Rede Ina Korter: Schullandschaft neu gestalten - Vorfahrt für den Elternwillen

 

Anrede,

die Linke versucht mit ihrem Antrag, eine Antwort auf die aktuellen Herausforderungen der Schulentwicklung in Niedersachsen zu geben.

Einige der Forderungen sind zweifelsohne richtig, zum Beispiel die nach der Senkung der Zügigkeit für neue Gesamtschulen.

Richtig ist auch, dass der Bestandsschutz für die Haupt- und Realschulen aufgegeben muss. Es darf nicht sein, dass diese Schulformen um jeden Preis auch dann aufrecht erhalten werden, wenn sich vor Ort keine Eltern mehr finden, die ihre Kinder dort hinschicken wollen.

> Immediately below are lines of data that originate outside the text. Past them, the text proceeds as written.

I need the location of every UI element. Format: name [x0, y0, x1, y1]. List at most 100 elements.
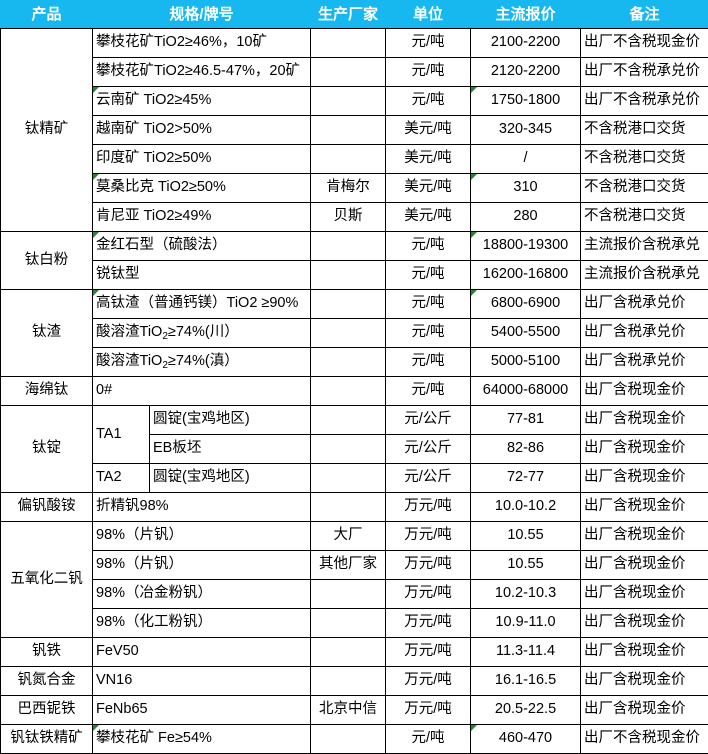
price-cell: 10.2-10.3	[471, 580, 581, 609]
product-cell: 巴西铌铁	[1, 696, 93, 725]
unit-cell: 美元/吨	[386, 203, 471, 232]
price-cell: 1750-1800	[471, 87, 581, 116]
grade-cell: TA2	[93, 464, 150, 493]
unit-cell: 万元/吨	[386, 551, 471, 580]
column-header-remark: 备注	[581, 1, 708, 29]
spec-cell: 印度矿 TiO2≥50%	[93, 145, 311, 174]
spec-cell: 酸溶渣TiO2≥74%(滇）	[93, 348, 311, 377]
unit-cell: 元/吨	[386, 29, 471, 58]
maker-cell: 北京中信	[311, 696, 386, 725]
remark-cell: 出厂含税现金价	[581, 435, 708, 464]
remark-cell: 出厂含税承兑价	[581, 319, 708, 348]
remark-cell: 出厂不含税承兑价	[581, 58, 708, 87]
unit-cell: 万元/吨	[386, 696, 471, 725]
spec-cell: 圆锭(宝鸡地区)	[150, 464, 311, 493]
maker-cell	[311, 87, 386, 116]
spec-cell: 肯尼亚 TiO2≥49%	[93, 203, 311, 232]
spec-cell: 越南矿 TiO2>50%	[93, 116, 311, 145]
header-row: 产品 规格/牌号 生产厂家 单位 主流报价 备注	[1, 1, 708, 29]
column-header-spec: 规格/牌号	[93, 1, 311, 29]
spec-cell: 高钛渣（普通钙镁）TiO2 ≥90%	[93, 290, 311, 319]
column-header-unit: 单位	[386, 1, 471, 29]
spec-cell: 金红石型（硫酸法）	[93, 232, 311, 261]
price-cell: 64000-68000	[471, 377, 581, 406]
price-cell: 2120-2200	[471, 58, 581, 87]
unit-cell: 美元/吨	[386, 116, 471, 145]
unit-cell: 元/吨	[386, 87, 471, 116]
spec-cell: 攀枝花矿TiO2≥46.5-47%，20矿	[93, 58, 311, 87]
price-cell: /	[471, 145, 581, 174]
spec-cell: EB板坯	[150, 435, 311, 464]
unit-cell: 美元/吨	[386, 145, 471, 174]
product-cell: 偏钒酸铵	[1, 493, 93, 522]
unit-cell: 万元/吨	[386, 667, 471, 696]
maker-cell: 其他厂家	[311, 551, 386, 580]
unit-cell: 元/公斤	[386, 464, 471, 493]
spec-cell: 云南矿 TiO2≥45%	[93, 87, 311, 116]
spec-cell: 98%（片钒）	[93, 522, 311, 551]
price-cell: 280	[471, 203, 581, 232]
maker-cell	[311, 232, 386, 261]
unit-cell: 元/吨	[386, 232, 471, 261]
maker-cell	[311, 725, 386, 754]
unit-cell: 元/吨	[386, 348, 471, 377]
product-cell: 钒铁	[1, 638, 93, 667]
maker-cell	[311, 435, 386, 464]
spec-cell: 98%（冶金粉钒）	[93, 580, 311, 609]
price-cell: 11.3-11.4	[471, 638, 581, 667]
price-cell: 10.55	[471, 522, 581, 551]
remark-cell: 不含税港口交货	[581, 174, 708, 203]
maker-cell	[311, 261, 386, 290]
remark-cell: 出厂含税现金价	[581, 609, 708, 638]
unit-cell: 万元/吨	[386, 522, 471, 551]
price-cell: 2100-2200	[471, 29, 581, 58]
spec-cell: 攀枝花矿TiO2≥46%，10矿	[93, 29, 311, 58]
remark-cell: 出厂含税现金价	[581, 377, 708, 406]
product-cell: 钒钛铁精矿	[1, 725, 93, 754]
maker-cell	[311, 493, 386, 522]
maker-cell	[311, 29, 386, 58]
spec-cell: 0#	[93, 377, 311, 406]
price-cell: 20.5-22.5	[471, 696, 581, 725]
unit-cell: 元/公斤	[386, 435, 471, 464]
product-cell: 海绵钛	[1, 377, 93, 406]
maker-cell	[311, 377, 386, 406]
price-cell: 72-77	[471, 464, 581, 493]
remark-cell: 不含税港口交货	[581, 203, 708, 232]
spec-cell: 莫桑比克 TiO2≥50%	[93, 174, 311, 203]
maker-cell: 肯梅尔	[311, 174, 386, 203]
price-cell: 320-345	[471, 116, 581, 145]
remark-cell: 出厂不含税现金价	[581, 29, 708, 58]
unit-cell: 万元/吨	[386, 638, 471, 667]
remark-cell: 出厂含税承兑价	[581, 290, 708, 319]
maker-cell	[311, 464, 386, 493]
price-cell: 77-81	[471, 406, 581, 435]
unit-cell: 元/吨	[386, 377, 471, 406]
column-header-price: 主流报价	[471, 1, 581, 29]
price-cell: 82-86	[471, 435, 581, 464]
remark-cell: 出厂含税现金价	[581, 406, 708, 435]
maker-cell	[311, 319, 386, 348]
remark-cell: 出厂含税现金价	[581, 580, 708, 609]
unit-cell: 美元/吨	[386, 174, 471, 203]
maker-cell	[311, 145, 386, 174]
unit-cell: 万元/吨	[386, 580, 471, 609]
remark-cell: 出厂含税承兑价	[581, 348, 708, 377]
unit-cell: 元/吨	[386, 725, 471, 754]
remark-cell: 出厂含税现金价	[581, 493, 708, 522]
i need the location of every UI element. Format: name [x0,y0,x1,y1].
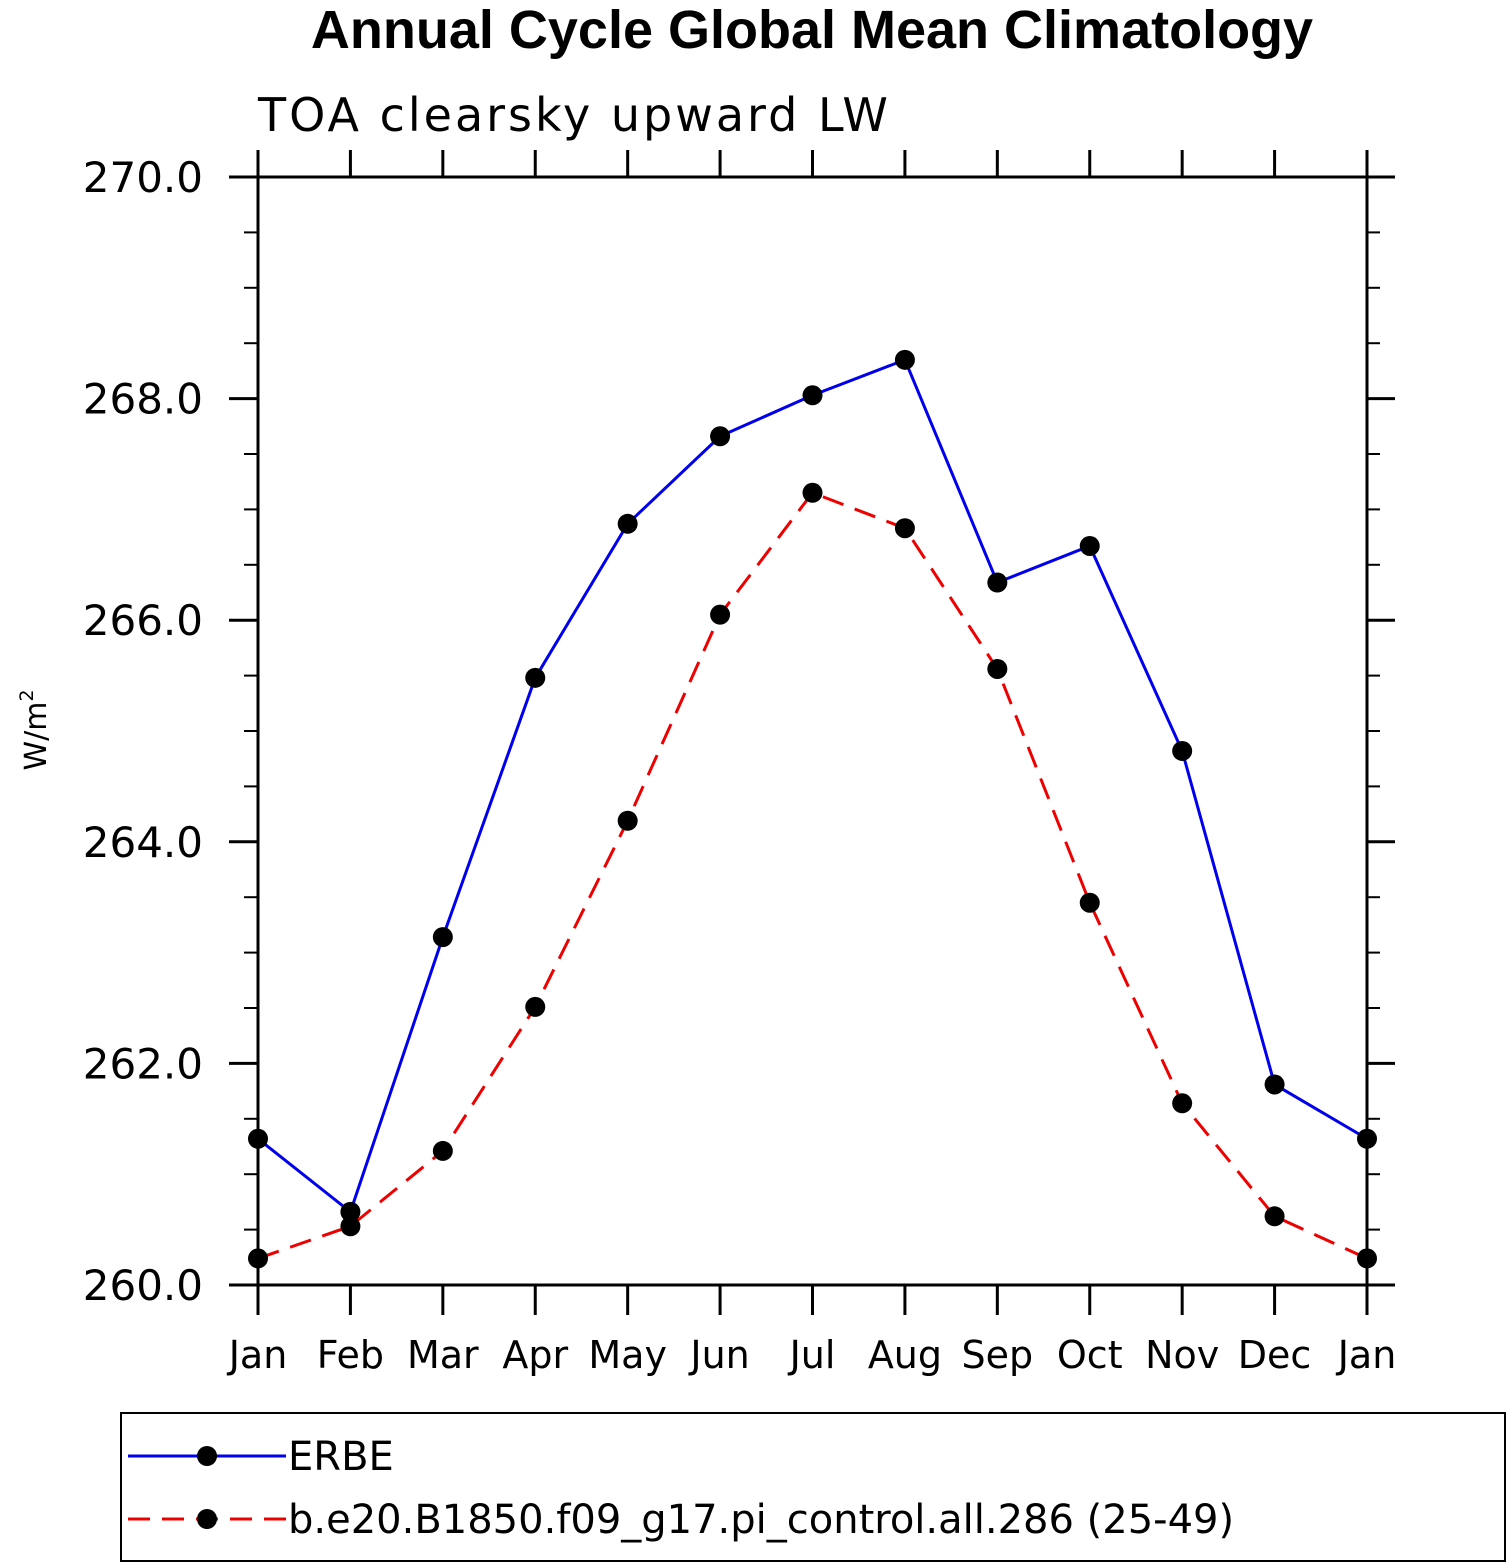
axis-ticks [229,150,1395,1315]
y-axis-label-sup: 2 [16,689,38,701]
x-tick-label: Aug [868,1333,942,1377]
data-point-s0-0 [248,1128,268,1149]
plot-frame [256,175,1369,1287]
data-point-s0-2 [432,927,453,948]
x-tick-label: Jul [788,1333,836,1377]
x-tick-label: Jun [688,1333,749,1377]
y-axis-label: W/m2 [16,689,54,770]
legend-marker-1 [197,1509,217,1529]
legend-label-1: b.e20.B1850.f09_g17.pi_control.all.286 (… [288,1497,1234,1543]
data-point-s1-1 [340,1216,361,1237]
x-tick-label: May [588,1333,667,1377]
data-point-s0-6 [802,385,823,406]
y-axis-label-base: W/m [19,702,54,771]
data-point-s0-4 [617,513,638,534]
x-tick-label: Jan [1336,1333,1397,1377]
data-point-s0-8 [987,572,1008,593]
data-point-s1-10 [1172,1093,1193,1114]
x-tick-label: Sep [962,1333,1034,1377]
x-tick-label: Mar [407,1333,479,1377]
data-point-s1-4 [617,810,638,831]
x-tick-label: Nov [1145,1333,1219,1377]
data-point-s0-1 [340,1201,361,1222]
data-point-s0-9 [1079,535,1100,556]
series-line-1 [257,490,1368,1260]
x-tick-label: Feb [317,1333,384,1377]
data-point-s0-5 [710,426,731,447]
y-tick-label: 262.0 [83,1039,203,1088]
x-tick-label: Dec [1238,1333,1312,1377]
data-point-s1-6 [802,482,823,503]
data-point-s1-2 [432,1140,453,1161]
legend-box [120,1412,1506,1562]
x-tick-labels: Jan Feb Mar Apr May Jun Jul Aug Sep Oct Nov Dec Jan [227,1333,1397,1377]
data-point-s0-11 [1264,1074,1285,1095]
data-point-s1-7 [894,518,915,539]
data-point-s1-3 [525,996,546,1017]
data-point-s0-3 [525,667,546,688]
y-tick-label: 268.0 [83,375,203,424]
data-point-s0-12 [1357,1128,1377,1149]
y-tick-label: 266.0 [83,596,203,645]
chart-subtitle: TOA clearsky upward LW [257,88,891,142]
y-tick-label: 270.0 [83,153,203,202]
data-point-s1-0 [248,1248,268,1269]
data-point-s0-10 [1172,740,1193,761]
x-tick-label: Oct [1057,1333,1123,1377]
y-tick-label: 260.0 [83,1261,203,1310]
data-point-s1-12 [1357,1248,1377,1269]
chart-title: Annual Cycle Global Mean Climatology [311,0,1313,60]
legend-marker-0 [197,1446,217,1466]
legend: ERBE b.e20.B1850.f09_g17.pi_control.all.2… [128,1434,1234,1543]
y-tick-labels: 260.0 262.0 264.0 266.0 268.0 270.0 [83,153,203,1310]
data-point-s0-7 [894,349,915,370]
data-point-s1-11 [1264,1206,1285,1227]
y-tick-label: 264.0 [83,818,203,867]
svg-text:W/m2: W/m2 [16,689,54,770]
data-point-s1-8 [987,658,1008,679]
series-points [248,349,1377,1269]
data-point-s1-5 [710,604,731,625]
x-tick-label: Apr [502,1333,568,1377]
data-point-s1-9 [1079,892,1100,913]
legend-label-0: ERBE [288,1434,394,1480]
x-tick-label: Jan [227,1333,288,1377]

Aber uns reicht das nicht!

Die Forderungen bleiben zu sehr in den Vorgaben des gegliederten Systems verhaftet, weil Sie offensichtlich bereits mitdenken in Ihrem Antrag,  was sie glauben aktuell gegen CDU und FDP – Politik durchsetzen zu können.

Aber das ist der Grünen- Fraktion nicht ehrgeizig genug!

Wir wollen keine starren Zügigkeitsvorgaben für gemeinsame Schulen mit Mindestgrößen, die in der ländlichen Region weiter ein Ausschlusskriterium bleiben.

Schulen sind nicht automatisch besser, wenn sie ein bestimmte Größe oder Zügigkeit haben, sondern wenn sie ein ambitioniertes pädagogisches Konzept verfolgen und engagierten und guten Unterricht machen.

Das kann man auch in kleineren Schulen und gerade  das wird angesichts des demografischen Wandels immer wichtiger!

Sicher ist es wichtig, dass eine Gesamtschule auch eine Oberstufe hat um attraktiv zu sein, aber das darf kein Verhinderungsargument für die ländliche Region sein. Denkbar sind doch für solche Fälle auch Lösungen mit kooptierten Oberstufen oder Oberstufenzentren, die eine breite Profilwahl anbieten.

Ein Blick auf Finnland beweist, dass es geht!

Es ist richtig:

Wir brauchen für eine Neuausrichtung der Schullandschaft in Niedersachsen viel mehr äußere Freiheiten bei der Einrichtung und Entwicklung neuer Schulen, aber wir brauchen auch mehr pädagogische Freiheiten und Unterstützung innerhalb der Eigenverantwortlichen  Schulen, damit sie alle die Qualitätsstandards erfüllen können, die für uns unverzichtbar sind:

Individuelle Förderung,

Inklusion,

Verantwortung für den Bildungserfolg jedes Kindes mit einem Abschluss, der in unterschiedlicher Lernzeit erreicht werden kann, 

Verantwortung für den Anschluss

und eine Pädagogik der Wertschätzung, die auf beschämende Instrumente wie Abschulung und Sitzenbleiben verzichtet.

Das sind unsere Forderungen an die Landesregierung, weil für uns die Kinder im Mittelpunkt stehen und nicht der ideologisch motivierte Kampf um den Erhalt eines ständischen Schulsystems, das die Bildungsprivilegien für einige wenige reservieren soll.

Kinder brauchen eine Schule, in der sie mit und am Erfolg lernen, in der sie ihre Stärken ausbauen können und erfahren, was sie können!

Dann sind sie fit für die Zukunft!

Anrede,

einen  Konsens und Verlässlichkeit in der Schulpolitik, das wünschen sich Eltern schon lange und erst recht die Schulträger in Niedersachsen..

Wir legen dazu gern unsere Vorstellungen vor.

Aber für einen Schulfrieden auf Minimalniveau  als Billigmodell sind wir  Grünen nicht zu haben.